Octomom is looking to go from TMI to plain old TM.
To keep herself flush with Jimmy Choo sunglasses provide the necessities for her 14 children, Nadya Suleman is now looking to trademark her media nickname and slap it on a range of baby goods.
According to two applications filed with the U.S. Patent and Trademark Office by Suleman on April 10, and obtained by E! News, the enterprising 33-year-old is looking for the right to attach her infamous handle to (surprise) future TV projects, as well as to Octomom-branded disposable diapers and children's wear, including dresses, pants, shirts and textile diapers.
As yet, Octomum's the word on who would dare go into business with the maligned mother, though Suleman's domestic challenges apparently don't translate overseas.
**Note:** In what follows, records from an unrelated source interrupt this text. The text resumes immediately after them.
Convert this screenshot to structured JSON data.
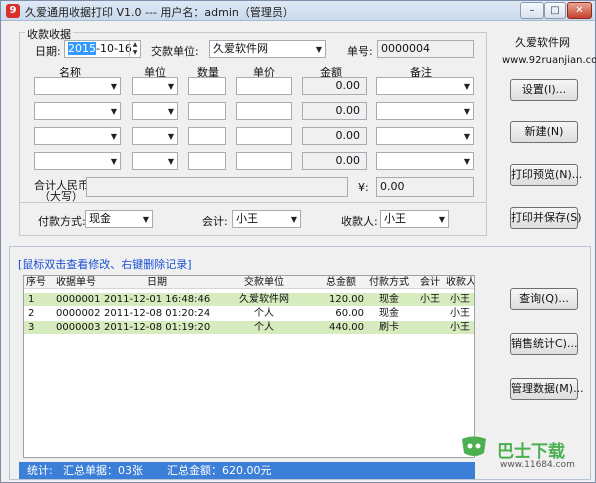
{
  "window": {
    "title": "久爱通用收据打印 V1.0 --- 用户名：admin（管理员）",
    "icon_glyph": "9",
    "minimize": "–",
    "maximize": "□",
    "close": "✕"
  },
  "receipt": {
    "group_title": "收款收据",
    "date_label": "日期:",
    "date_year": "2015",
    "date_rest": "-10-16",
    "payer_label": "交款单位:",
    "payer_value": "久爱软件网",
    "number_label": "单号:",
    "number_value": "0000004",
    "columns": {
      "name": "名称",
      "unit": "单位",
      "qty": "数量",
      "price": "单价",
      "amount": "金额",
      "note": "备注"
    },
    "rows": [
      {
        "amount": "0.00"
      },
      {
        "amount": "0.00"
      },
      {
        "amount": "0.00"
      },
      {
        "amount": "0.00"
      }
    ],
    "total_cn_label_1": "合计人民币",
    "total_cn_label_2": "（大写）",
    "yen_label": "¥:",
    "total_value": "0.00",
    "pay_method_label": "付款方式:",
    "pay_method_value": "现金",
    "accountant_label": "会计:",
    "accountant_value": "小王",
    "receiver_label": "收款人:",
    "receiver_value": "小王"
  },
  "side": {
    "brand": "久爱软件网",
    "website": "www.92ruanjian.com",
    "settings_button": "设置(I)...",
    "new_button": "新建(N)",
    "print_preview_button": "打印预览(N)...",
    "print_save_button": "打印并保存(S)",
    "query_button": "查询(Q)...",
    "sales_stats_button": "销售统计C)...",
    "manage_data_button": "管理数据(M)..."
  },
  "records": {
    "hint": "[鼠标双击查看修改、右键删除记录]",
    "headers": [
      "序号",
      "收据单号",
      "日期",
      "交款单位",
      "总金额",
      "付款方式",
      "会计",
      "收款人"
    ],
    "rows": [
      [
        "1",
        "0000001",
        "2011-12-01 16:48:46",
        "久爱软件网",
        "120.00",
        "现金",
        "小王",
        "小王"
      ],
      [
        "2",
        "0000002",
        "2011-12-08 01:20:24",
        "个人",
        "60.00",
        "现金",
        "",
        "小王"
      ],
      [
        "3",
        "0000003",
        "2011-12-08 01:19:20",
        "个人",
        "440.00",
        "刷卡",
        "",
        "小王"
      ]
    ]
  },
  "status": {
    "label": "统计:",
    "count": "汇总单据：03张",
    "amount": "汇总金额：620.00元"
  },
  "watermark": {
    "text": "巴士下载",
    "url": "www.11684.com"
  }
}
While the filing, which could take up to a year to be approved, set the once cash-strapped Suleman back $825, her looming series is no doubt hinging on the request's approval, which seeks to use the name for "entertainment in the nature of ongoing television programs in the field of variety."
"Yes, it is official," the Octoprofiteer told Life & Style. "What I'm doing with this TV show is basically creating documentaries about the lives of my children. It's going to be an ongoing thing, and it will follow them from now until they are 18.
"It's being done by Eyeworks; they're in the U.K. It will air in the U.K. and then we'll see if the U.S. is interested."
Guess there's no reason to accept free help from a media empire when you can just as easily try and become your own.
Not that Suleman won't have some competition: Back in March, the company Super Happy Fun Fun Inc. also filed an application to trademark the nickname for use on toys, computer games and action figures.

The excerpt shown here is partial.